Charlotte Parmentier-Lecocq, ministre déléguée chargée de l'autonomie et des personnes handicapées. Je salue d'abord, madame la députée, votre mobilisation concernant les enjeux de santé publique. Vous êtes connue pour votre engagement dans la lutte contre le chemsex et sa prévention et vous vous consacrez ici au traitement d'un autre problème majeur de santé publique, qui touche particulièrement les jeunes femmes influencées par les réseaux sociaux.
Mme la ministre de la santé, Stéphanie Rist, m'a chargée de vous répondre en ce qui concerne les injections d'acide hyaluronique.
Il faut rappeler que ce sont en effet des actes esthétiques invasifs qui perforent la peau et qui peuvent, comme vous l'avez dit, entraîner des risques graves, jusqu'à la cécité ou l'accident vasculaire cérébral, l'AVC. À cause de ces risques, il importe de rappeler que seules les personnes médicalement autorisées – en pratique, les médecins – peuvent légalement les réaliser : toute injection esthétique réalisée par un non-médecin relève de l'exercice illégal de la médecine selon le code de la santé publique.
Le problème que vous soulevez n'est malheureusement pas nouveau : le ministère avait déjà alerté le public en janvier 2022 et il continue de rappeler régulièrement la réglementation aux agences régionales de santé – ARS – ainsi qu'aux différents acteurs du système de santé. Des communications officielles du ministère, de la direction générale de la concurrence, de la consommation et de la répression des fraudes – DGCCRF – et de l'Agence nationale de sécurité du médicament et des produits de santé – ANSM – visent aussi à sensibiliser les consommateurs aux dangers inhérents à ces injections et aux pratiques frauduleuses.

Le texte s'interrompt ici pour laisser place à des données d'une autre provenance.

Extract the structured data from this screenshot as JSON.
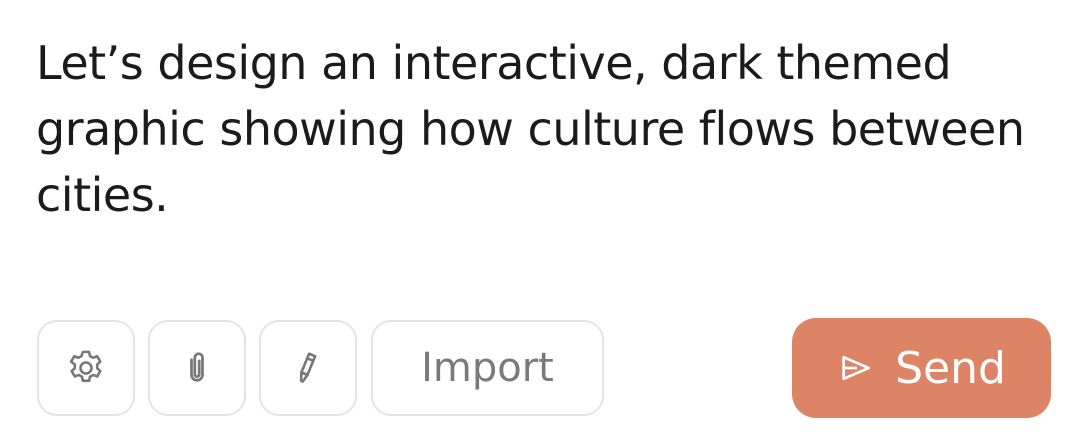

Enfin, pour renforcer la sécurité, l'accès aux produits injectables à base d'acide hyaluronique est désormais restreint aux seuls professionnels de santé autorisés et sur prescription médicale – un décret est entré en vigueur en juillet 2024 à cet effet. À la suite du classement de ces produits comme implants par la Commission européenne, une mise à jour réglementaire est en cours pour permettre leur délivrance en pharmacie.
Plus largement, Stéphanie Rist et l'ensemble du gouvernement souhaitent mieux réguler la médecine esthétique à travers une définition claire de ses caractéristiques – qui permettra d'ailleurs de mieux la distinguer de la chirurgie esthétique –, l'identification des actes concernés pour encadrer la formation et les conditions de réalisation desdits actes et, enfin, le renforcement des règles de contrôle et de régulation.